A entendre certains députés français, une victoire du sénateur de l'Illinois "symbolisera une Amérique ouverte sur le monde et non pas repliée", comme l'estime François Sauvadet, patron des députés du Nouveau centre.
"Le choix Obama, c'est quand même important pour l'avenir de l'humanité", insiste pour sa part le député communiste André Chassaigne.
Le président UMP de la commission des Affaires étrangères, Axel Poniatowski, estime, lui, qu'Obama peut surmonter "la crise financière et morale": "c'est une personnalité exceptionnelle qui a une approche multilatérale sur les questions internationales".
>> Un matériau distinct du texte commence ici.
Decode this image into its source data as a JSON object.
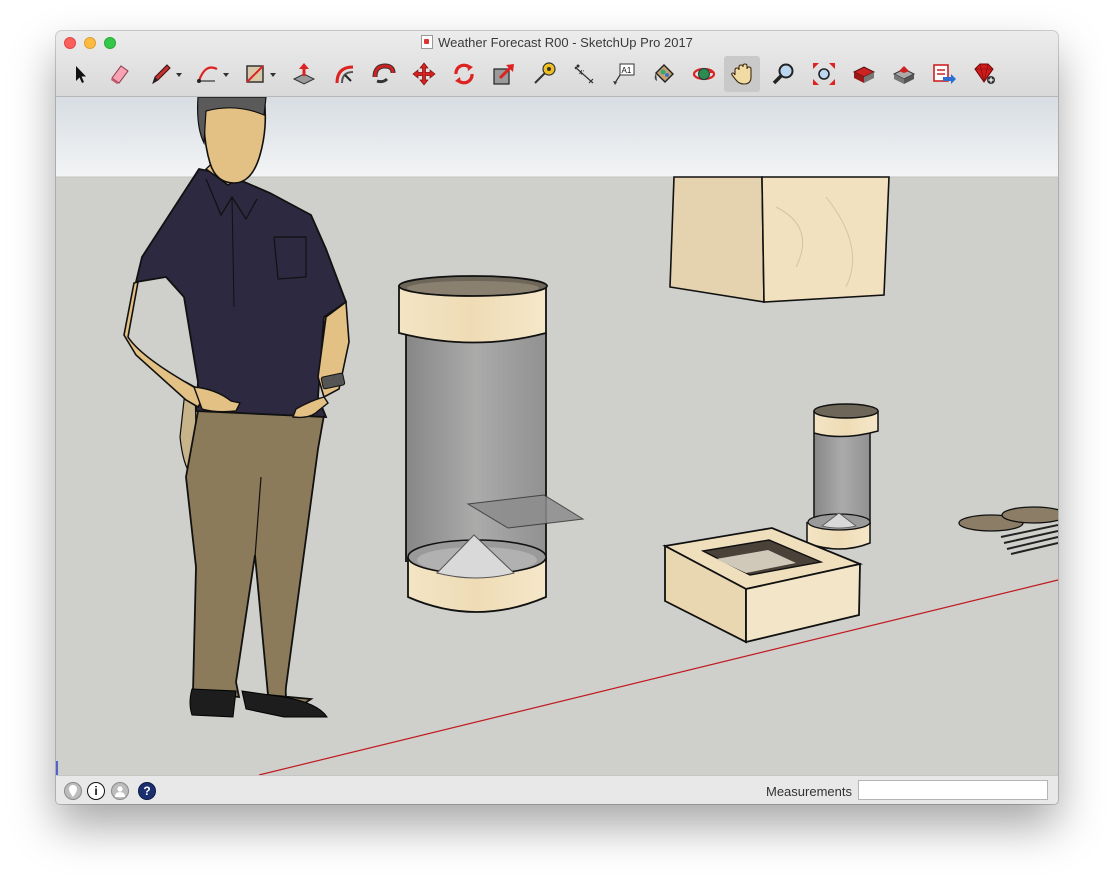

Dans ce déluge de louanges, les députés pro-McCain, ou en tous cas critiques envers Obama, sont ultra-minoritaires.
"Je me méfie d'Obama. Il n'a rien démontré dans ses précédentes fonctions. Cette obamania est quelque chose d'un peu curieux", s'étonne Hervé Mariton, habituel poil-à-gratter libéral de la majorité.
Obama ou McCain? "Je m'en fous. Ni l'un ni l'autre", tonne le souverainiste Jacques Myard. Diplomate de formation, M. Myard estime que la victoire du démocrate ne "changera pas radicalement la donne internationale".
Certes mais le symbole de la diversité... "Et alors? On a eu Monnerville", lance M. Myard, en référence au président du Sénat français (1958-1968) d'origine guyanaise.